Thread: TRAP: FailedAssertion("!((itemid)->lp_flags & 0x01)", File: "nbtsearch.c", Line: 89)
TRAP: FailedAssertion("!((itemid)->lp_flags & 0x01)", File: "nbtsearch.c", Line: 89)
From
"Jim C. Nasby"
Date:
I've got a customer who was having a problem with a backend running away with memory. It would hit 46G before finally being running the box completely out of memory. It didn't appear to be related to hashjoin/agg or pending triggers, so I had them recompile with debug and assert turned on. A bit after restarting we get: TRAP: FailedAssertion("!((itemid)->lp_flags & 0x01)", File: "nbtsearch.c", Line: 89) Looking through the code I see that's something to do with indexes, but I'm not sure what. Is this likely a corrupted index? If so, is there some way I could identify which index? -- Jim C. Nasby, Sr. Engineering Consultant jnasby@pervasive.com Pervasive Software http://pervasive.com work: 512-231-6117 vcard: http://jim.nasby.net/pervasive.vcf cell: 512-569-9461
Re: TRAP: FailedAssertion("!((itemid)->lp_flags & 0x01)", File: "nbtsearch.c", Line: 89)
From
Tom Lane
Date:
"Jim C. Nasby" <jnasby@pervasive.com> writes: > TRAP: FailedAssertion("!((itemid)->lp_flags & 0x01)", File: "nbtsearch.c", Line: 89) > Looking through the code I see that's something to do with indexes, but > I'm not sure what. Is this likely a corrupted index?

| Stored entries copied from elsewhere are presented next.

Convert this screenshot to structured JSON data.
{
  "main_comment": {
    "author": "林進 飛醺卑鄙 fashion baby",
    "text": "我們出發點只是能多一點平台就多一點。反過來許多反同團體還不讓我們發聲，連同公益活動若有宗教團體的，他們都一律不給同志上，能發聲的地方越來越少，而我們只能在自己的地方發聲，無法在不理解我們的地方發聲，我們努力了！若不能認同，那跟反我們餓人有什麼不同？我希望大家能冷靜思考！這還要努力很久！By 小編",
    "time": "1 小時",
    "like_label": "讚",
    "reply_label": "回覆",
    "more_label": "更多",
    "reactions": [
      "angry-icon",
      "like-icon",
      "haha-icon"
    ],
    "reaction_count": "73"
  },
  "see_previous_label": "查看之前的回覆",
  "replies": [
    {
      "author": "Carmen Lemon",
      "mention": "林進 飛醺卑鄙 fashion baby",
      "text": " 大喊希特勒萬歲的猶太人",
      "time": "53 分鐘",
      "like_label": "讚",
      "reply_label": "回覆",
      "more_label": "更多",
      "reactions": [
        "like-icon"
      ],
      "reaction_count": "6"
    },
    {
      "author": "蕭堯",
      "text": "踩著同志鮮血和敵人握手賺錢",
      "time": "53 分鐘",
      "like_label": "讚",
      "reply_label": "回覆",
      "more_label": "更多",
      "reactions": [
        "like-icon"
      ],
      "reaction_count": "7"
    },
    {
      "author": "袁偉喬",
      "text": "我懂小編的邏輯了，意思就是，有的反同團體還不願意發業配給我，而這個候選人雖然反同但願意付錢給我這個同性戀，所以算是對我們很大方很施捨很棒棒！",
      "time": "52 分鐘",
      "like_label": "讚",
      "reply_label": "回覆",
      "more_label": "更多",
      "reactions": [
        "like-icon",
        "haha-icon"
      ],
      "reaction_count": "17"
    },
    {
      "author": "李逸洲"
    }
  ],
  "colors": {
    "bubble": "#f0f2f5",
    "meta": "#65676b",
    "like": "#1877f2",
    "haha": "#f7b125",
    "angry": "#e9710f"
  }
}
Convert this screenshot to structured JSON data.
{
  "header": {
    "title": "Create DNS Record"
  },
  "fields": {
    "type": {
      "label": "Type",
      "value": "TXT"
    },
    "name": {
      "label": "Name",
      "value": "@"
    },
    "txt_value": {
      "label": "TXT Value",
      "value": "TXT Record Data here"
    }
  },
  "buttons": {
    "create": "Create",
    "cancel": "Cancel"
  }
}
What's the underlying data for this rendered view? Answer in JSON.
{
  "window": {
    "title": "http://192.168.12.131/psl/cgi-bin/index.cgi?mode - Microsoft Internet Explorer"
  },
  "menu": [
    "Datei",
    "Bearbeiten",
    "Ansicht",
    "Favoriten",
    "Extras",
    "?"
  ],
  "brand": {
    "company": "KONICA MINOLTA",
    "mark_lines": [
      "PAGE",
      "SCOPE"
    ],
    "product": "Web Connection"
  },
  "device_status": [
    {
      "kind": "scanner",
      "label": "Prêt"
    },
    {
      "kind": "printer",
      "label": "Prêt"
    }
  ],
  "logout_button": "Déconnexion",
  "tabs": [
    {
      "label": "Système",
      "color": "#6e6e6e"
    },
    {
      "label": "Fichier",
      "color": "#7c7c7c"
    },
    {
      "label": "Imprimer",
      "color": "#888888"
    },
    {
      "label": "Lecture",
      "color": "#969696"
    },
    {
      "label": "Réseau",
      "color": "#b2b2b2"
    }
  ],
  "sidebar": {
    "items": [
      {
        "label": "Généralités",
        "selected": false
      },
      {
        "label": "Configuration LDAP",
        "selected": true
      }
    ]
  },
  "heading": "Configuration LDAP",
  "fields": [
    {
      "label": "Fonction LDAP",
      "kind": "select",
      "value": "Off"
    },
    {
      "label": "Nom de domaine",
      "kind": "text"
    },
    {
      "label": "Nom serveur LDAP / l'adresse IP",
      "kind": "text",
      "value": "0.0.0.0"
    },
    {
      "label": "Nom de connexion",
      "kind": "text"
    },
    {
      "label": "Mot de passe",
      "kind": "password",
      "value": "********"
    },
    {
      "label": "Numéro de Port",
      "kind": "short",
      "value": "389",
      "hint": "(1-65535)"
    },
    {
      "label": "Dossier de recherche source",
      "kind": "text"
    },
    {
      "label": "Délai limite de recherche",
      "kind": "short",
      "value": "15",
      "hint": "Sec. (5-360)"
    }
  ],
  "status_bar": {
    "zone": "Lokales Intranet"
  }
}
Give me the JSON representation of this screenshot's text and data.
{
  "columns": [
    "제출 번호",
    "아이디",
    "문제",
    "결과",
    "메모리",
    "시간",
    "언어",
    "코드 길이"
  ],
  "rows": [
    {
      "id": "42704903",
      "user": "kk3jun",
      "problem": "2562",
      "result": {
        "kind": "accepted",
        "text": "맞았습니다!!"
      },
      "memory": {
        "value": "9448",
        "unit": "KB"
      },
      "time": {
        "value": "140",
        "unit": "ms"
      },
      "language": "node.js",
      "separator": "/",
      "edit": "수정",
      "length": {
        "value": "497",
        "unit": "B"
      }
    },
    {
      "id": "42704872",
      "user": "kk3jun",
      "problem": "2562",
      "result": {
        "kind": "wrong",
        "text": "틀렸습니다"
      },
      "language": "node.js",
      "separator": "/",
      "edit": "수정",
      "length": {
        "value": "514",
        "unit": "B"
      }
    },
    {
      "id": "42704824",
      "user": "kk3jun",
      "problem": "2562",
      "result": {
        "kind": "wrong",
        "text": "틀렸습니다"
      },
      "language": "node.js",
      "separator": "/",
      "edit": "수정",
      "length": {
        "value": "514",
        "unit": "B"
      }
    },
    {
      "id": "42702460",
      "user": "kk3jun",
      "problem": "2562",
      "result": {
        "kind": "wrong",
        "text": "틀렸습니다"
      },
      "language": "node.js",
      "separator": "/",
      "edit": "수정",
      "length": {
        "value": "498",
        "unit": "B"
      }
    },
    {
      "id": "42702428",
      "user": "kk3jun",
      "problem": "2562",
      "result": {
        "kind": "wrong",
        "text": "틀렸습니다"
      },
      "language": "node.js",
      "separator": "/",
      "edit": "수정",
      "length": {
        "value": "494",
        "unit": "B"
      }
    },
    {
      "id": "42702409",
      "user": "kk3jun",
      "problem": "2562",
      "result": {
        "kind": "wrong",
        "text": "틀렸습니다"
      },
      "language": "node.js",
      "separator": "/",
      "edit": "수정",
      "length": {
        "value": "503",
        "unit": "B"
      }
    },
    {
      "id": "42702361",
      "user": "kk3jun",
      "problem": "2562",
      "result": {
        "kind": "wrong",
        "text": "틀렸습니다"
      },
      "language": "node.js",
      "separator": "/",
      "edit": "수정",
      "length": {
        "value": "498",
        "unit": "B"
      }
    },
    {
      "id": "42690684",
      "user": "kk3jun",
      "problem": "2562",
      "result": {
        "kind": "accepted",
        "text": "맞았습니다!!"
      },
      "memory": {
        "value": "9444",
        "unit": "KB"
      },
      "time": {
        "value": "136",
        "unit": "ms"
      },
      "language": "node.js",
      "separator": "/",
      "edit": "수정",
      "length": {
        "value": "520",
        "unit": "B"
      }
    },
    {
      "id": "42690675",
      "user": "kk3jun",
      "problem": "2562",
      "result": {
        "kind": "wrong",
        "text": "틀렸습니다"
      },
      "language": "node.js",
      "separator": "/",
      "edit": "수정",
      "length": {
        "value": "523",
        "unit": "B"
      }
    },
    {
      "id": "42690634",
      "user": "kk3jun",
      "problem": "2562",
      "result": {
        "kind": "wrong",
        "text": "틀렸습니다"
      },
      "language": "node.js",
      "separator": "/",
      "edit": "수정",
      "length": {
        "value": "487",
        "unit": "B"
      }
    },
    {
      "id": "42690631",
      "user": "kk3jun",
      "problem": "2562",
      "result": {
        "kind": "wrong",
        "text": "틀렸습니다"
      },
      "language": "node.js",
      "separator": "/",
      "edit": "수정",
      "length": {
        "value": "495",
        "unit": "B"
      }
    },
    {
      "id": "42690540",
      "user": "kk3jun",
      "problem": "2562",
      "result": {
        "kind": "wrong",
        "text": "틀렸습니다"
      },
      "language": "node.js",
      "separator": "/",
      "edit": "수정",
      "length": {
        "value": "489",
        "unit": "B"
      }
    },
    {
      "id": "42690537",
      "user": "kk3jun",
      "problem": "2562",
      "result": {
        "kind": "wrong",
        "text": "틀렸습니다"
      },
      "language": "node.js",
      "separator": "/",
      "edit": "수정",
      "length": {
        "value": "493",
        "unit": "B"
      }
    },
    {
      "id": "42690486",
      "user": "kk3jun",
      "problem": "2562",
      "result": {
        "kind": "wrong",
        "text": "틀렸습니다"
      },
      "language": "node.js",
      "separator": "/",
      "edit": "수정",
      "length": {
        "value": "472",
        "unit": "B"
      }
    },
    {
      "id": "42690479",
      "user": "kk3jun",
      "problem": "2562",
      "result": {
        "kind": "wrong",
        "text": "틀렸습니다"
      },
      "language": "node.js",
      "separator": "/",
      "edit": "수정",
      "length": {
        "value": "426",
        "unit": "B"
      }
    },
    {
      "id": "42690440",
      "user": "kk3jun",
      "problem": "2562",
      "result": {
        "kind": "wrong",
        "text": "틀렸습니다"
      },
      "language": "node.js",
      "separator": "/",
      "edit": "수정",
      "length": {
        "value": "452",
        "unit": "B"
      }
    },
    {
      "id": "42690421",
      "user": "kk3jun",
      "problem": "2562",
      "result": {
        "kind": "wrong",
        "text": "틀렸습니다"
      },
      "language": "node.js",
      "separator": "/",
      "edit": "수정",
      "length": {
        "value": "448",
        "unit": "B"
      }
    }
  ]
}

Sounds that way. > If so, is there some way I could identify which index? gdb the core file and do "p rel->rd_rel->relname" in the _bt_search stack frame (which is not going to be the top of stack but should be close to the top). regards, tom lane
Re: TRAP: FailedAssertion("!((itemid)->lp_flags & 0x01)", File: "nbtsearch.c", Line: 89)
From
"Jim C. Nasby"
Date:
On Wed, Oct 26, 2005 at 04:48:22PM -0400, Tom Lane wrote: > "Jim C. Nasby" <jnasby@pervasive.com> writes: > > TRAP: FailedAssertion("!((itemid)->lp_flags & 0x01)", File: "nbtsearch.c", Line: 89) > > > Looking through the code I see that's something to do with indexes, but > > I'm not sure what. Is this likely a corrupted index? > > Sounds that way. Is this something that should be logged better than it is? Is there any value in trying to save the index/table that's busted? This is 8.0.3, btw. > > If so, is there some way I could identify which index? > > gdb the core file and do "p rel->rd_rel->relname" in the _bt_search > stack frame (which is not going to be the top of stack but should be > close to the top). Yeah, looks like no core files yet (they would be in $PGDATA somewhere, correct?), so I had them hack their startup script to include ulimit -c unlimited. Luckily this is pretty reproducable, so hopefully we'll have a core soon. -- Jim C. Nasby, Sr. Engineering Consultant jnasby@pervasive.com Pervasive Software http://pervasive.com work: 512-231-6117 vcard: http://jim.nasby.net/pervasive.vcf cell: 512-569-9461
Re: TRAP: FailedAssertion("!((itemid)->lp_flags & 0x01)", File: "nbtsearch.c", Line: 89)
From
Tom Lane
Date:
"Jim C. Nasby" <jnasby@pervasive.com> writes: > On Wed, Oct 26, 2005 at 04:48:22PM -0400, Tom Lane wrote: >> Sounds that way. > Is this something that should be logged better than it is? We don't even know what it is yet, so that question seems a bit premature. > Is there any value in trying to save the index/table that's busted? It'd probably be worth making a copy for forensic purposes before you REINDEX it. regards, tom lane
Re: TRAP: FailedAssertion("!((itemid)->lp_flags & 0x01)", File: "nbtsearch.c", Line: 89)
From
Martijn van Oosterhout
Date:
On Wed, Oct 26, 2005 at 04:03:41PM -0500, Jim C. Nasby wrote: > Is this something that should be logged better than it is? Is there any > value in trying to save the index/table that's busted? Unfortuatly, it's one of those Assert(expr) lines, they don't generally give the opportunity for extra debug data. They're usually not even compiled in... > Yeah, looks like no core files yet (they would be in $PGDATA somewhere, > correct?), so I had them hack their startup script to include ulimit -c > unlimited. Luckily this is pretty reproducable, so hopefully we'll have > a core soon. Well, you know the query that generates it? EXPLAIN should tell you the indexes it's using, so you could just REINDEX those... Or REINDEX them all... :) Hope this helps, -- Martijn van Oosterhout <kleptog@svana.org> http://svana.org/kleptog/ > Patent. n. Genius is 5% inspiration and 95% perspiration. A patent is a > tool for doing 5% of the work and then sitting around waiting for someone > else to do the other 95% so you can sue them.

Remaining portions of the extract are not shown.